- O ex-presidente dos Estados Unidos, Donald Trump, pediu novamente a demissão de Lisa Cook, diretora do Federal Reserve (Fed), no domingo (14).
- A solicitação levantou preocupações sobre a autonomia do banco central americano, que enfrenta pressão para reduzir os juros.
- O economista Armínio Fraga, ex-presidente do Banco Central do Brasil, classificou a interferência do governo no Fed como “conjuntural e perigosa”.
- No Brasil, um projeto de lei do Partido Progressistas, apoiado por líderes do Centrão, ameaça a estabilidade dos diretores do Banco Central, questionando a autonomia garantida pela Lei Complementar nº 179/2021.
- Fraga alertou que a discussão sobre a relação entre dívida e PIB é crucial para o futuro econômico do Brasil e expressou preocupação com a capacidade de um novo presidente em implementar reformas necessárias.
Em meio a um cenário de decisões de política monetária nos Estados Unidos e no Brasil, as pressões políticas sobre a autonomia dos bancos centrais estão em destaque. Neste domingo (14), o ex-presidente Donald Trump reiterou seu pedido para a demissão de Lisa Cook, diretora do Federal Reserve (Fed).
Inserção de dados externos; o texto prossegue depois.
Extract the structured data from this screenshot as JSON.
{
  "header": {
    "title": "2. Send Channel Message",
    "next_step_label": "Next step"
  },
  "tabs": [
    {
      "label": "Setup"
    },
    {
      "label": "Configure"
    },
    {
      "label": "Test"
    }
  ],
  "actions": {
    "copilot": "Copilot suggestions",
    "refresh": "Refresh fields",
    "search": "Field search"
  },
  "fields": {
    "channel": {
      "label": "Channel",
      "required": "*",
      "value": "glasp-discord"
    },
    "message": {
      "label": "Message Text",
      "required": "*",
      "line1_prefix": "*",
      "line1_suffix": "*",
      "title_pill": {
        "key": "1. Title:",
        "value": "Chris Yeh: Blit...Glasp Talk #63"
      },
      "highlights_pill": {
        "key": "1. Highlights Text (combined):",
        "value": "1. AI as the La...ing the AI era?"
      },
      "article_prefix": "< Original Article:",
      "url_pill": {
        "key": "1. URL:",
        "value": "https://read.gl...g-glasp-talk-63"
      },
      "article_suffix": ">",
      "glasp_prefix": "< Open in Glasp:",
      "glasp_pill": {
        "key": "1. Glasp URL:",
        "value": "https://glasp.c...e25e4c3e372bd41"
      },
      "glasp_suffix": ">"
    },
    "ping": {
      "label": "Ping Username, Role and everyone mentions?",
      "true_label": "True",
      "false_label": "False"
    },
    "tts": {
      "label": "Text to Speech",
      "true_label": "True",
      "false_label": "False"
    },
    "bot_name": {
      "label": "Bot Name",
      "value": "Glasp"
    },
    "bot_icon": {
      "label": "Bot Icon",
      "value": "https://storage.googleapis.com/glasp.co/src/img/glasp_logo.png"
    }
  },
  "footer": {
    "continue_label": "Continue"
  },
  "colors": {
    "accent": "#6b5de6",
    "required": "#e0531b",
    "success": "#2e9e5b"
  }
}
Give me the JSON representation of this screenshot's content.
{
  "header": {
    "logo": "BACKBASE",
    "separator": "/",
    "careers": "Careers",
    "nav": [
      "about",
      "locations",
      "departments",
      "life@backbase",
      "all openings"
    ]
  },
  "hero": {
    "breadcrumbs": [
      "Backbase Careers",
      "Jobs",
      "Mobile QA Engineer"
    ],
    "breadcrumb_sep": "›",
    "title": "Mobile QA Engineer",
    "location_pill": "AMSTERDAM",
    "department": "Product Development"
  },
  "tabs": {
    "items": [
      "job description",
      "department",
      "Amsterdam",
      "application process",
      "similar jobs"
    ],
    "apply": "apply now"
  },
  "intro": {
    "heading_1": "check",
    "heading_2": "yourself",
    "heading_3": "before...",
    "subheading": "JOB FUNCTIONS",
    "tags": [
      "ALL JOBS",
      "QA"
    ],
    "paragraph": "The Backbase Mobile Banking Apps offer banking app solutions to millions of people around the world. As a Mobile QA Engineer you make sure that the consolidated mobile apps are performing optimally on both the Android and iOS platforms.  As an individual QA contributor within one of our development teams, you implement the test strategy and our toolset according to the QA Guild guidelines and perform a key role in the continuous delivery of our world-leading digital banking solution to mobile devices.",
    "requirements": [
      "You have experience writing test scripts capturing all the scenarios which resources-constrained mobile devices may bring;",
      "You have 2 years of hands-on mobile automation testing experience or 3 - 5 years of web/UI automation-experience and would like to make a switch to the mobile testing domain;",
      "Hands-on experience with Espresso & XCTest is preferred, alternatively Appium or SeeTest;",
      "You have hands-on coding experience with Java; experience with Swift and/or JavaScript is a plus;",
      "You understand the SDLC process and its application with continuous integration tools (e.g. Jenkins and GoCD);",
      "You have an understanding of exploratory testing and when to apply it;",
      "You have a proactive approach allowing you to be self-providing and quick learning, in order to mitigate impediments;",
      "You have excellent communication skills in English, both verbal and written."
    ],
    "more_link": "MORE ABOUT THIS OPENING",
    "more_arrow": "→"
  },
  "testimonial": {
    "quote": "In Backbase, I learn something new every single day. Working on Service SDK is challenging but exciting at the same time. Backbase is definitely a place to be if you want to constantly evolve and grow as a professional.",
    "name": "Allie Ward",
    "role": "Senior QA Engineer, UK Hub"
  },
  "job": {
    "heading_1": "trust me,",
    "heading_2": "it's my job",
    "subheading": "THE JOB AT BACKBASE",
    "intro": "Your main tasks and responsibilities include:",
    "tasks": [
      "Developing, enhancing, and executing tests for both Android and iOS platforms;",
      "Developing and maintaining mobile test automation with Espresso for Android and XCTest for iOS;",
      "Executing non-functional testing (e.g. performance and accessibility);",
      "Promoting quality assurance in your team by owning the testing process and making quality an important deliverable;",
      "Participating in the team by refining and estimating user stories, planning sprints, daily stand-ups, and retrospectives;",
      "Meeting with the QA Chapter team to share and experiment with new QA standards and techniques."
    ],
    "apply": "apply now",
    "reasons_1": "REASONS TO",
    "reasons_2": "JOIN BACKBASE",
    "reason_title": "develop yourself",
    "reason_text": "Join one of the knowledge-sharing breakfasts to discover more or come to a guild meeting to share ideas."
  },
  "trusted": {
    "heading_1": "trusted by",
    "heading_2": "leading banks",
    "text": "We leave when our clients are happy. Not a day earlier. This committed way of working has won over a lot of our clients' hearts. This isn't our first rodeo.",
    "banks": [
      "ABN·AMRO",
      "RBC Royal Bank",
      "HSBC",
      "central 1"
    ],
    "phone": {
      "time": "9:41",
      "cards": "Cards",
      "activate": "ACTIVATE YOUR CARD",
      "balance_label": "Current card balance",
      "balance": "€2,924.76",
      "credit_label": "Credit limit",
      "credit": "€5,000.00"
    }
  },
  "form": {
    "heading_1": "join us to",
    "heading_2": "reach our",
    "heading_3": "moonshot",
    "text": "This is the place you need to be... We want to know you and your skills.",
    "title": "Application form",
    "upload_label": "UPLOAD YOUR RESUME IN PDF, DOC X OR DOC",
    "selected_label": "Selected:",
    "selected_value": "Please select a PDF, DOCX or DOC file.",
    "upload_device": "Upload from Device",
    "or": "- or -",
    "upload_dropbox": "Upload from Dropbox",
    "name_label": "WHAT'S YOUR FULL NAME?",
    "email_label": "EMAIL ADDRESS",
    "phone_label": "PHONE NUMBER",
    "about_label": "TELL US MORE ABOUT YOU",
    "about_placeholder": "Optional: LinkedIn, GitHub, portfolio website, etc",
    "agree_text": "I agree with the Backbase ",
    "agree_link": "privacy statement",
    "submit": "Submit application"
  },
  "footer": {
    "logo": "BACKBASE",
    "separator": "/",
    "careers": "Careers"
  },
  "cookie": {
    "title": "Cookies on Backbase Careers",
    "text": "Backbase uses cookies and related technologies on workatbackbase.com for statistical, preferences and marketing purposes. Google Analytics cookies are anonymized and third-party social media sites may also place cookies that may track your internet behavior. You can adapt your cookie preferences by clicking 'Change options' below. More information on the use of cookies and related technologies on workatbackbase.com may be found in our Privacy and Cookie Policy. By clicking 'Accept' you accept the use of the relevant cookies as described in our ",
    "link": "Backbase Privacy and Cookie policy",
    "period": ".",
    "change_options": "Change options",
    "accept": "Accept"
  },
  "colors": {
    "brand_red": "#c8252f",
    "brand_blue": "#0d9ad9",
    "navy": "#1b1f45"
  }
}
Essa ação reacendeu preocupações sobre a independência da instituição, que enfrenta pressão para reduzir os juros.
O economista e ex-presidente do Banco Central, Armínio Fraga, comentou que a interferência do governo americano no Fed é uma situação “conjuntural e perigosa”. Fraga destacou que, apesar de problemas, o funcionamento do banco central dos EUA é geralmente eficaz. Ele também alertou sobre a situação no Brasil, onde um projeto de lei ameaça a estabilidade dos diretores do Banco Central.
Situação Brasileira
No Brasil, o projeto de lei proposto pelo Partido Progressistas, com apoio de líderes do Centrão, busca alterar a Lei Complementar nº 179/2021. Essa legislação garante a autonomia do Banco Central e estabelece mandatos para seus diretores. A nova proposta permitiria que o Congresso questionasse a estabilidade no cargo dos diretores, o que, segundo Fraga, é um sinal de “republiqueta”.
Fraga também abordou a relação entre dívida e PIB, que atualmente está em 77%. Ele enfatizou que os políticos tendem a evitar esse tema, que é crucial para o futuro econômico do país. O ex-presidente do Banco Central acredita que a discussão aberta sobre a dívida é essencial para que futuros líderes possam enfrentar os desafios econômicos com eficácia.
Perspectivas Futuras
Fraga expressou preocupação com a possibilidade de um novo presidente não conseguir um mandato forte o suficiente para implementar reformas necessárias. No entanto, ele mantém esperança de que um líder comprometido com a austeridade e a responsabilidade fiscal possa trazer melhorias significativas para o Brasil. A falta de prioridade nas questões econômicas é um desafio que precisa ser enfrentado urgentemente.